The American Way of Death Revisited
Page 27
The funeral is usually held in the crematorium or cemetery chapel. (“They all have these horrid little chapels nowadays,” said Mr. Ashton.) The Ashton premises have a large room which he was intending to convert into use as a funeral chapel, but he found that there was so little demand for it that, instead, he uses it as a rest room. On an average, a “car and a half”—six to seven people—attend the funeral, although attendance varies tremendously; between two and three hundred may show up for the funeral of a prominent person. As in America, mourning is no longer worn except by the very old, who still think it proper to go out and buy “a bit of black” for the funeral. “Flowerwise,” said Mr. Ashton (once more springing this incongruous Americanism), he estimates that there would be an average of twenty floral pieces at an ordinary funeral. Workers spend a lot more on funeral flowers than do the middle classes; in fact, the latter tend to be more moderate in all ways.
If a country dweller happens to die in London, his body is generally taken back to his home parish for burial. A private motor hearse may be used, or the body may go back by rail. They fetch the coffin and take it to the station in a hearse. I asked whether embalming is required when a body is to be shipped. “If it’s to go by air, it’s got to be embalmed, but British Railways don’t require it; they’re not particularly fussy.”
An open-casket funeral is almost unheard of, said Mr. Ashton. Such a thing would be considered so absolutely weird, so contrary to good taste and proper behavior, so shocking to the sensibilities of all concerned, that he thinks it could never become a practice in England. He recalled the funeral of a Polish worker whose family requested an open casket: “The gravediggers objected very much to this. Rather absurd of them, when you come down to think of what their job is, don’t you know, but still they didn’t see why they should stand for having the thing opened. Cosmetics are never used. That sort of thing might go over in America, but really, I mean I don’t think you could get the people here to use it. If I had to say, ‘Come and see your loved one,’ I honestly don’t think I could keep a straight face.” Mr. Ashton added that Evelyn Waugh’s book The Loved One is one of his favorite novels, and that when it first came out he bought four copies for the amusement of his staff.
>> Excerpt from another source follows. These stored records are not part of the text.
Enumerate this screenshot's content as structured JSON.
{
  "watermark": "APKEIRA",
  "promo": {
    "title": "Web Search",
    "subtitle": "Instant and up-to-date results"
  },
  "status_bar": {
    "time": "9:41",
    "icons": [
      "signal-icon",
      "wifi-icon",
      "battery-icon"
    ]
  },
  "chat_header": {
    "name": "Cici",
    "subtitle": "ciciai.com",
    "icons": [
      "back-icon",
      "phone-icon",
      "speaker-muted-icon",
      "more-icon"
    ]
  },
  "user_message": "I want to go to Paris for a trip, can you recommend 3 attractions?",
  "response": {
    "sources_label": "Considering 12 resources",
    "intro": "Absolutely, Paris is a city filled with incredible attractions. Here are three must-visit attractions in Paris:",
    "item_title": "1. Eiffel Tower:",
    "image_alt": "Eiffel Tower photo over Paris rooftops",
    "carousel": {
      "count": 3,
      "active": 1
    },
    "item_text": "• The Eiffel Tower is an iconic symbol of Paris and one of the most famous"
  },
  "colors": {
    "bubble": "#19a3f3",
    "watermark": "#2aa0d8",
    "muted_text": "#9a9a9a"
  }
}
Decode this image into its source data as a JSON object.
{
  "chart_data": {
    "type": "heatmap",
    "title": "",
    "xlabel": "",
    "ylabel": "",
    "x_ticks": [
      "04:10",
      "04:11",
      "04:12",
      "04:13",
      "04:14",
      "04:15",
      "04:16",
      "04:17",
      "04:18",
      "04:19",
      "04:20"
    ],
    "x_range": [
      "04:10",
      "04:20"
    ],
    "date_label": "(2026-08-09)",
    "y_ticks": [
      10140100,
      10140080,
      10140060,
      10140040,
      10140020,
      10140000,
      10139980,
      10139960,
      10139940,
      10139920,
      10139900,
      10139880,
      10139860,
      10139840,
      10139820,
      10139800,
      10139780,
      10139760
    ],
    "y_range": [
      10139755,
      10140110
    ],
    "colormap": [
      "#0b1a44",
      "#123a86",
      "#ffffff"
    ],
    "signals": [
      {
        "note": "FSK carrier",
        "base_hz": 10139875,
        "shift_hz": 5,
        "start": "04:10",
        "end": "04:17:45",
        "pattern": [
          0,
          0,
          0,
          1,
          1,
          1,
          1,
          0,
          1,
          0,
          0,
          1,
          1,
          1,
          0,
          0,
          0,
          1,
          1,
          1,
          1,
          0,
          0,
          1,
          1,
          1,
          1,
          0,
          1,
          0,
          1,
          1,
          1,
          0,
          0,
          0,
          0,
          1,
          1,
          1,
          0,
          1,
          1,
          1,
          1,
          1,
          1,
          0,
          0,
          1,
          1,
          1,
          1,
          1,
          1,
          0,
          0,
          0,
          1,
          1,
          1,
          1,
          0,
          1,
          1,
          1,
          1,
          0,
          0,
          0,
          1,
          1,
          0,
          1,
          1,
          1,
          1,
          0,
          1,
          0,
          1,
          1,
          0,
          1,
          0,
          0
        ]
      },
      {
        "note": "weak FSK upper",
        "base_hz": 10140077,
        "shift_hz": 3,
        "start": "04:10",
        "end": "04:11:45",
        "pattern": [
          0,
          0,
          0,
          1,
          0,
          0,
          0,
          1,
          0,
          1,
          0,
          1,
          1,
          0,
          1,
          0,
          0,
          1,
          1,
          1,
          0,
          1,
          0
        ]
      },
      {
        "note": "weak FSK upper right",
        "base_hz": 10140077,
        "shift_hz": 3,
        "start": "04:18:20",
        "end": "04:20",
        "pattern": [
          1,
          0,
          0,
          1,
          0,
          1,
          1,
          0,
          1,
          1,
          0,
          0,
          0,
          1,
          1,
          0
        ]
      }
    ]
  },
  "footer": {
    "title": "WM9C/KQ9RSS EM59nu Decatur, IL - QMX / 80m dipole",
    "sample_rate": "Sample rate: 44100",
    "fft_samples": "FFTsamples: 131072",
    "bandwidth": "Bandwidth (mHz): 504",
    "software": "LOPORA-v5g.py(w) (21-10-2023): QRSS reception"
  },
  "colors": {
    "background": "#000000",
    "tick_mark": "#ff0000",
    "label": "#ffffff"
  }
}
But nevertheless, what about the adoption of certain American euphemisms—“funeral director” instead of “undertaker,” for example? Mr. Ashton thought that was originally instituted to stop the music-hall jokes about the trade, and because “the word ‘undertaker’ doesn’t mean anything.” He said that doctors and officials continue to use “undertaker,” although the telephone directory has recognized the new term and now has a listing for “funeral directors.” He added that some practitioners prefer “funeral director” simply because “it sounds more chichi, but personally I don’t mind.” As to other euphemisms—avoidance of words which connote death, “space” for “grave,” “expire” for “die,” “Mr. Jones” for “corpse,” and so on—he did not think these would catch on in England. “The attitude of the general public is, it’s a practical thing—if you don’t want to say anything about it, just don’t mention it.”
All this led directly to the subject of embalming; if there is to be no viewing, why then embalm? Mainly, for the convenience of the funeral establishment personnel. There is an average lapse of four to six days in London between death and the funeral (it takes one full day to get a grave dug), and, said Mr. Ashton, “the unpleasantness can be simply appalling.”
There is no restorative work done at Mr. Ashton’s place, and no cosmetics are used. Although he embalms routinely, without seeking permission of the family, he has not had any complaints. Over the past ten years, there have been perhaps three people who have specifically requested that there be no embalming. “When there’s been a long series of operations before death, somebody may say, ‘I don’t want ’er cut apaht anymore,” he explained. He agreed that the argument that embalming benefits the public health by preventing disease is not well founded: “We’ve tried to prove the disease factor, but we just can’t—we’ll have to accept the pathologists’ view on that.”
The complicated procedures required by English law relating to obtaining the death certificate have often been condemned; I wondered whether there were any efforts afoot to get the law changed. Quite abortively, said Mr. Ashton, there are attempts in that direction; in fact, he himself is a member of a Home Office “working party” initiated by the cremation authorities to simplify the law and speed up the process of getting a death certificate. “But I’m absolutely outnumbered on that,” he said cheerfully. “The doctors are dead against it, because the embalming process can hide certain poisons, make crime detection very difficult.”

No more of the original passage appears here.